Many rural BC communities are at risk from wildfire. This risk will increase over time as a result of climate change impacts – increased average summer temperatures and longer periods of drought. Many of these same communities are simultaneously faced with increasing heating costs as fuel costs rise, and growing demand for heat as population increases. However, they will be surrounded by this rich resource of an alternative, local, low-carbon heating fuel: biomass. This presents an excellent opportunity to combine community wildfire risk abatement with bioenergy development – combining both climate change adaptation and mitigation measures. Additional co-benefits to this approach include: 1) reduced community energy expenditures; 2) the creation of local jobs; 3) and increased community energy security. This resource, however, needs to be managed to ensure ecological sustainability to ensure its availability in the long term.

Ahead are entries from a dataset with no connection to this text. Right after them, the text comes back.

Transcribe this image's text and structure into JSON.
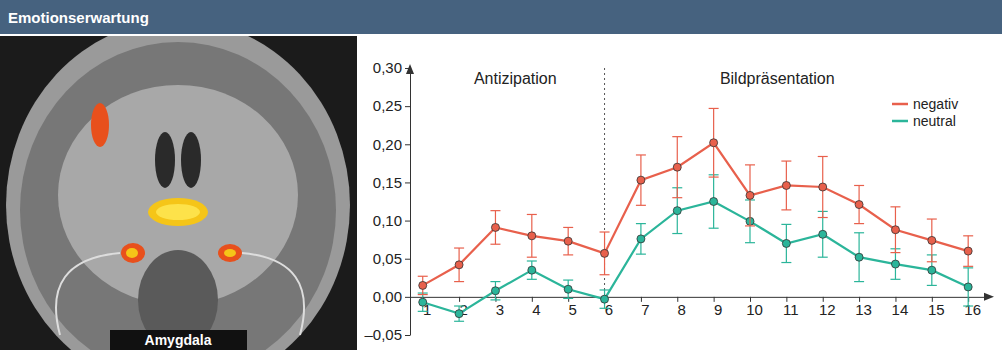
{
  "chart_data": {
    "type": "line",
    "title": "Emotionserwartung",
    "image_caption": "Amygdala",
    "phase_labels": [
      "Antizipation",
      "Bildpräsentation"
    ],
    "phase_boundary": 6,
    "x": [
      1,
      2,
      3,
      4,
      5,
      6,
      7,
      8,
      9,
      10,
      11,
      12,
      13,
      14,
      15,
      16
    ],
    "xlim": [
      0.65,
      16.6
    ],
    "xticks": [
      1,
      2,
      3,
      4,
      5,
      6,
      7,
      8,
      9,
      10,
      11,
      12,
      13,
      14,
      15,
      16
    ],
    "ylim": [
      -0.05,
      0.3
    ],
    "yticks": [
      {
        "value": -0.05,
        "label": "–0,05"
      },
      {
        "value": 0,
        "label": "0,00"
      },
      {
        "value": 0.05,
        "label": "0,05"
      },
      {
        "value": 0.1,
        "label": "0,10"
      },
      {
        "value": 0.15,
        "label": "0,15"
      },
      {
        "value": 0.2,
        "label": "0,20"
      },
      {
        "value": 0.25,
        "label": "0,25"
      },
      {
        "value": 0.3,
        "label": "0,30"
      }
    ],
    "grid": false,
    "legend": "upper right",
    "series": [
      {
        "name": "negativ",
        "color": "#e8604c",
        "marker": "circle",
        "values": [
          0.015,
          0.042,
          0.091,
          0.08,
          0.073,
          0.057,
          0.153,
          0.17,
          0.202,
          0.133,
          0.146,
          0.144,
          0.121,
          0.088,
          0.074,
          0.06
        ],
        "errors": [
          0.012,
          0.022,
          0.022,
          0.028,
          0.018,
          0.028,
          0.033,
          0.04,
          0.045,
          0.04,
          0.032,
          0.04,
          0.025,
          0.03,
          0.028,
          0.02
        ]
      },
      {
        "name": "neutral",
        "color": "#2bb59a",
        "marker": "circle",
        "values": [
          -0.007,
          -0.022,
          0.008,
          0.035,
          0.01,
          -0.003,
          0.076,
          0.113,
          0.125,
          0.099,
          0.07,
          0.082,
          0.052,
          0.043,
          0.035,
          0.013
        ],
        "errors": [
          0.012,
          0.01,
          0.012,
          0.012,
          0.012,
          0.012,
          0.02,
          0.03,
          0.035,
          0.028,
          0.025,
          0.03,
          0.032,
          0.02,
          0.02,
          0.025
        ]
      }
    ]
  }
}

Three institutions have been involved in a study to facilitate the first steps of this planning to communities: the University of British Columbia, and BC-based non-profit organizations Community Energy Association and Green Heat Initiative. The partnership brings together forest ecosystem modelling and research with expert knowledge on alternative energy technologies and effective outreach to help bridge the gap between alternative energy planning and implementation for small communities that may not have the capacity to conduct such feasibility studies themselves.
Forest fuel supplies are simulated while monitoring for ecosystem and soil health for three rural BC communities: Burns Lake, Invermere, and Sicamous. These three communities serve as representative examples of regions that account for much of the forested area across BC: the Shuswap, the Kootenays, and the North. Maps of each community’s forest interface area with quantified estimates of its sustainable biomass resource potential from different management scenarios are created. In addition the communities have been visited to have potential bioenergy opportunities assessed, with the support of the local governments.
Communities will be able to utilize this information to help them make biomass an integral part of their energy supply profile. The results and experience gained through the work with these communities has been synthetized in a calculator that will be freely distributed to help other communities not specifically included in the study in making their own generalized assessments. This calculator is an accessible screening-level tool: FIRST Heat.